Seventeen
Chase was in the shower when the gate’s call button rang. Miriam sent a glance up the staircase and dashed for the door, wondering if she should answer it. Who was up here in the middle of a blizzard?
She depressed the button labeled Speaker and hoped that was the right one. “Yes?”
“Good morning, ma’am. My partner and I are plowing driveways and I noticed yours needs clearing,” came a slightly southern accent. She backed away from the box and studied the video screen. The black-and-white picture showed a man in the cab of a pickup truck, a woman in a scarf and ballcap in the seat next to him. His face was pleasant, his goatee neatly trimmed. Young. She guessed him a twentysomething. She had a soft spot for hardworking twentysomethings. “The main road’s done,” he said with a glance in his rearview mirror. “We can have you cleared in thirty minutes tops.”
She remembered her own climb up the driveway.
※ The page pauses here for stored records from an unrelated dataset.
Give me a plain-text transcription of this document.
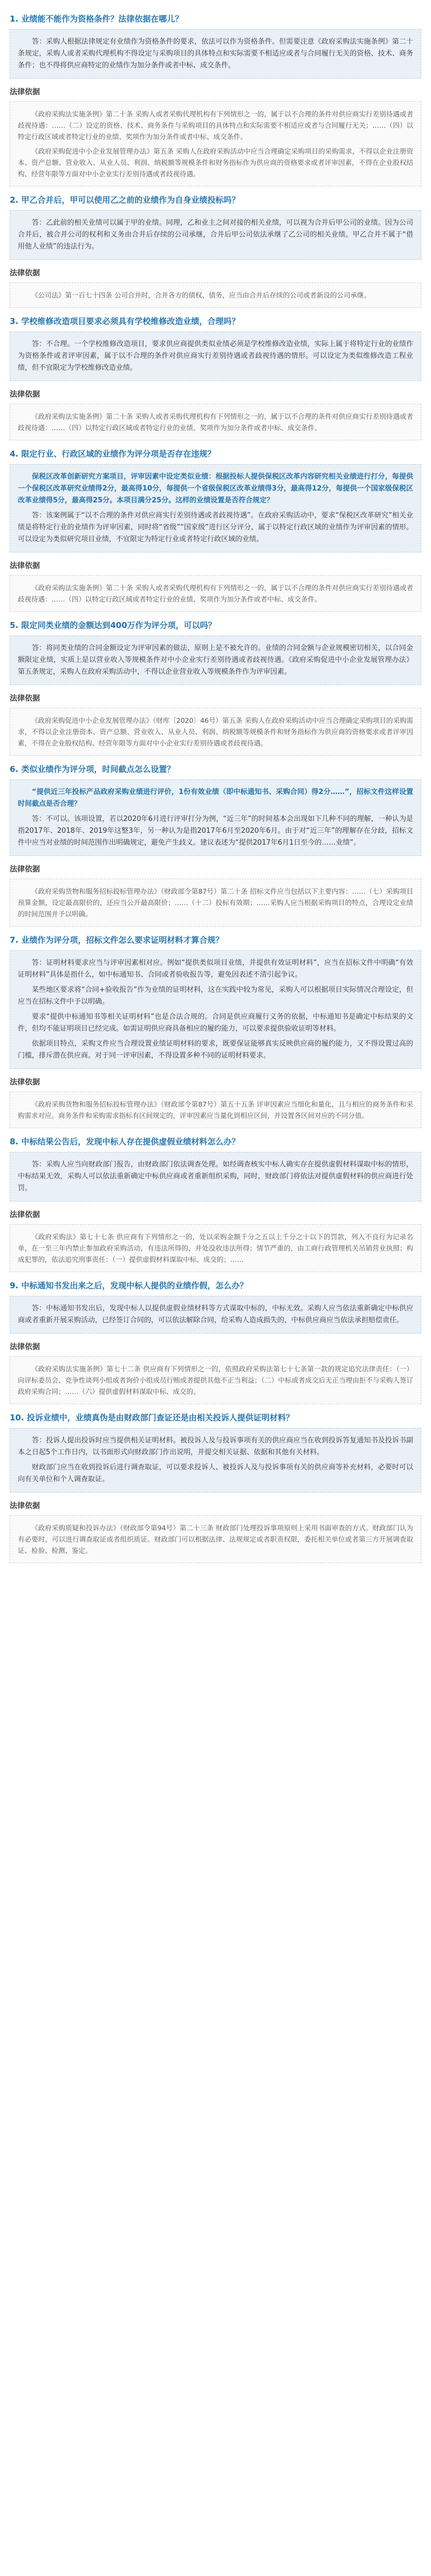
1. 业绩能不能作为资格条件？法律依据在哪儿？

答：采购人根据法律规定有业绩作为资格条件的要求，依法可以作为资格条件。但需要注意《政府采购法实施条例》第二十条规定，采购人或者采购代理机构不得设定与采购项目的具体特点和实际需要不相适应或者与合同履行无关的资格、技术、商务条件；也不得将供应商特定的业绩作为加分条件或者中标、成交条件。

法律依据

《政府采购法实施条例》第二十条 采购人或者采购代理机构有下列情形之一的，属于以不合理的条件对供应商实行差别待遇或者歧视待遇：……（二）设定的资格、技术、商务条件与采购项目的具体特点和实际需要不相适应或者与合同履行无关；……（四）以特定行政区域或者特定行业的业绩、奖项作为加分条件或者中标、成交条件。

《政府采购促进中小企业发展管理办法》第五条 采购人在政府采购活动中应当合理确定采购项目的采购需求，不得以企业注册资本、资产总额、营业收入、从业人员、利润、纳税额等规模条件和财务指标作为供应商的资格要求或者评审因素，不得在企业股权结构、经营年限等方面对中小企业实行差别待遇或者歧视待遇。

2. 甲乙合并后，甲可以使用乙之前的业绩作为自身业绩投标吗？

答：乙此前的相关业绩可以属于甲的业绩。同理，乙和业主之间对接的相关业绩，可以视为合并后甲公司的业绩。因为公司合并后，被合并公司的权利和义务由合并后存续的公司承继，合并后甲公司依法承继了乙公司的相关业绩。甲乙合并不属于“借用他人业绩”的违法行为。

法律依据

《公司法》第一百七十四条 公司合并时，合并各方的债权、债务，应当由合并后存续的公司或者新设的公司承继。

3. 学校维修改造项目要求必须具有学校维修改造业绩，合理吗？

答：不合理。一个学校维修改造项目，要求供应商提供类似业绩必须是学校维修改造业绩，实际上属于将特定行业的业绩作为资格条件或者评审因素，属于以不合理的条件对供应商实行差别待遇或者歧视待遇的情形。可以设定为类似维修改造工程业绩，但不宜限定为学校维修改造业绩。

法律依据

《政府采购法实施条例》第二十条 采购人或者采购代理机构有下列情形之一的，属于以不合理的条件对供应商实行差别待遇或者歧视待遇：……（四）以特定行政区域或者特定行业的业绩、奖项作为加分条件或者中标、成交条件。

4. 限定行业、行政区域的业绩作为评分项是否存在违规？

保税区改革创新研究方案项目，评审因素中设定类似业绩：根据投标人提供保税区改革内容研究相关业绩进行打分，每提供一个保税区改革研究业绩得2分，最高得10分，每提供一个省级保税区改革业绩得3分，最高得12分，每提供一个国家级保税区改革业绩得5分，最高得25分。本项目满分25分。这样的业绩设置是否符合规定？

答：该案例属于“以不合理的条件对供应商实行差别待遇或者歧视待遇”。在政府采购活动中，要求“保税区改革研究”相关业绩是将特定行业的业绩作为评审因素，同时将“省级”“国家级”进行区分评分，属于以特定行政区域的业绩作为评审因素的情形。可以设定为类似研究项目业绩，不宜限定为特定行业或者特定行政区域的业绩。

法律依据

《政府采购法实施条例》第二十条 采购人或者采购代理机构有下列情形之一的，属于以不合理的条件对供应商实行差别待遇或者歧视待遇：……（四）以特定行政区域或者特定行业的业绩、奖项作为加分条件或者中标、成交条件。

5. 限定同类业绩的金额达到400万作为评分项，可以吗？

答：将同类业绩的合同金额设定为评审因素的做法，原则上是不被允许的。业绩的合同金额与企业规模密切相关，以合同金额限定业绩，实质上是以营业收入等规模条件对中小企业实行差别待遇或者歧视待遇。《政府采购促进中小企业发展管理办法》第五条规定，采购人在政府采购活动中，不得以企业营业收入等规模条件作为评审因素。

法律依据

《政府采购促进中小企业发展管理办法》（财库〔2020〕46号）第五条 采购人在政府采购活动中应当合理确定采购项目的采购需求，不得以企业注册资本、资产总额、营业收入、从业人员、利润、纳税额等规模条件和财务指标作为供应商的资格要求或者评审因素，不得在企业股权结构、经营年限等方面对中小企业实行差别待遇或者歧视待遇。

6. 类似业绩作为评分项，时间截点怎么设置？

“提供近三年投标产品政府采购业绩进行评价，1份有效业绩（即中标通知书、采购合同）得2分……”，招标文件这样设置时间截点是否合理？

答：不可以。该项设置，若以2020年6月进行评审打分为例，“近三年”的时间基本会出现如下几种不同的理解，一种认为是指2017年、2018年、2019年这整3年，另一种认为是指2017年6月至2020年6月。由于对“近三年”的理解存在分歧，招标文件中应当对业绩的时间范围作出明确规定，避免产生歧义。建议表述为“提供2017年6月1日至今的……业绩”。

法律依据

《政府采购货物和服务招标投标管理办法》（财政部令第87号）第二十条 招标文件应当包括以下主要内容：……（七）采购项目预算金额，设定最高限价的，还应当公开最高限价；……（十二）投标有效期；……采购人应当根据采购项目的特点，合理设定业绩的时间范围并予以明确。

7. 业绩作为评分项，招标文件怎么要求证明材料才算合规？

答：证明材料要求应当与评审因素相对应。例如“提供类似项目业绩，并提供有效证明材料”，应当在招标文件中明确“有效证明材料”具体是指什么，如中标通知书、合同或者验收报告等，避免因表述不清引起争议。

某些地区要求将“合同+验收报告”作为业绩的证明材料，这在实践中较为常见，采购人可以根据项目实际情况合理设定，但应当在招标文件中予以明确。

要求“提供中标通知书等相关证明材料”也是合法合规的。合同是供应商履行义务的依据，中标通知书是确定中标结果的文件，但均不能证明项目已经完成。如需证明供应商具备相应的履约能力，可以要求提供验收证明等材料。

依据项目特点，采购文件应当合理设置业绩证明材料的要求，既要保证能够真实反映供应商的履约能力，又不得设置过高的门槛，排斥潜在供应商。对于同一评审因素，不得设置多种不同的证明材料要求。

法律依据

《政府采购货物和服务招标投标管理办法》（财政部令第87号）第五十五条 评审因素应当细化和量化，且与相应的商务条件和采购需求对应。商务条件和采购需求指标有区间规定的，评审因素应当量化到相应区间，并设置各区间对应的不同分值。

8. 中标结果公告后，发现中标人存在提供虚假业绩材料怎么办？

答：采购人应当向财政部门报告，由财政部门依法调查处理。如经调查核实中标人确实存在提供虚假材料谋取中标的情形，中标结果无效，采购人可以依法重新确定中标供应商或者重新组织采购，同时，财政部门将依法对提供虚假材料的供应商进行处罚。

法律依据

《政府采购法》第七十七条 供应商有下列情形之一的，处以采购金额千分之五以上千分之十以下的罚款，列入不良行为记录名单，在一至三年内禁止参加政府采购活动，有违法所得的，并处没收违法所得；情节严重的，由工商行政管理机关吊销营业执照；构成犯罪的，依法追究刑事责任：（一）提供虚假材料谋取中标、成交的；……

9. 中标通知书发出来之后，发现中标人提供的业绩作假，怎么办？

答：中标通知书发出后，发现中标人以提供虚假业绩材料等方式谋取中标的，中标无效。采购人应当依法重新确定中标供应商或者重新开展采购活动，已经签订合同的，可以依法解除合同，给采购人造成损失的，中标供应商应当依法承担赔偿责任。

法律依据

《政府采购法实施条例》第七十二条 供应商有下列情形之一的，依照政府采购法第七十七条第一款的规定追究法律责任：（一）向评标委员会、竞争性谈判小组或者询价小组成员行贿或者提供其他不正当利益；（二）中标或者成交后无正当理由拒不与采购人签订政府采购合同；……（六）提供虚假材料谋取中标、成交的。

10. 投诉业绩中，业绩真伪是由财政部门查证还是由相关投诉人提供证明材料？

答：投诉人提出投诉时应当提供相关证明材料。被投诉人及与投诉事项有关的供应商应当在收到投诉答复通知书及投诉书副本之日起5个工作日内，以书面形式向财政部门作出说明，并提交相关证据、依据和其他有关材料。

财政部门应当在收到投诉后进行调查取证，可以要求投诉人、被投诉人及与投诉事项有关的供应商等补充材料，必要时可以向有关单位和个人调查取证。

法律依据

《政府采购质疑和投诉办法》（财政部令第94号）第二十三条 财政部门处理投诉事项原则上采用书面审查的方式。财政部门认为有必要时，可以进行调查取证或者组织质证。财政部门可以根据法律、法规规定或者职责权限，委托相关单位或者第三方开展调查取证、检验、检测、鉴定。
His must’ve been treacherous.
“How’d you climb the hill to the gate?”
A slightly chagrined smile decorated his handsome features. “Cleared free of charge, ma’am. We’re taking the chance you’ll hire us to finish.”
Well. She couldn’t say no to that. She’d planned on giving Chase her friend Rodney’s number to call about removing the snow, but these two were already here. Who knew if Rodney was even available? She couldn’t turn away budding entrepreneurs.
After a brief discussion of price, she agreed and buzzed them in. Feeling proud for handling it by herself, she called upstairs. “Snowplow guy’s here!”
It was a safe guess that her voice hadn’t carried all the way to his bedroom. This house was enormous. He needed one of those damn speaker boxes for each floor.
She made a fresh pot of coffee, intending to take some out to the two working in the driveway, but a knock at the door interrupted her task.
“That was fast,” she said to herself, encountering Chase at the bottom of the stairs.
“What was fast?” His hair was damp, and he was dressed in a sweater and jeans. He looked so good she was struck dumb for a beat. “Did I hear a knock?”
“Lucky for you, I was here to answer your gate. We are being shoveled out as we speak.” She climbed to her toes, taking a handful of his cable-knit sweater and kissing his firm mouth. Mmm. He always smelled good. “I negotiated a fair price.”
She walked for the front door, Chase on her heels. “How’d he get to the gate?”
“Don’t be alarmed, Mr. Mayor, I asked that, too. He cleared it in the hopes we’d say yes to his offer.”
“Mimi, wait.”
But she’d already yanked open the door. There she found the pair of entrepreneurs, the goateed guy holding a video camera and the blonde aiming her cell phone. The sound of electronic shutter snaps told her that the other woman was taking pictures. Questions from both of them came flying at her.
“Miriam Andrix, is it true that you and Chase Ferguson are rekindling your romance?”
“How do you plan to make it work being on opposite sides of the oil debate?”
“Mr. Mayor, are you planning on moving to Bigfork permanently or will Miriam be relocating to Dallas?”
Chase grabbed Miriam’s arm, tugging her roughly behind him. To the pair spouting questions, he growled, “Get the hell off my property or I’m calling the authorities.”
The snowplowers-slash-reporters...or whatever they were made one last attempt, shouting, “Chase, are you and Miriam in love? Will you be planning a wedding here in Montana?” before Chase shut the door with a slam. Snow swirled in from the porch and gathered in the entrance. He turned and melted Mimi’s skin off with a laser-hot glare.
“I didn’t know...” she started, but her voice trailed off.
“I know.”
He pulled his phone from his pocket and opened the door, shutting himself outside. She listened at the door as more machine-gun-fire questions sliced the air, but one voice was louder than the others—Chase’s. He was addressing someone on the phone, the police if Miriam had to guess, and saying that two unwanted guests had trespassed on his property. She watched out the window as the fakers scampered to the truck and backed down the driveway.
Chase came back inside, his damp hair dusted with snow that had frozen into icicles. He punched the Gate Closed button.
“What was that?” she asked. That insanity had happened right in front of her, yet she still couldn’t make sense of it.
“That,”he said as he pocketed his phone, “was your official welcome to my opponent’s political campaign.”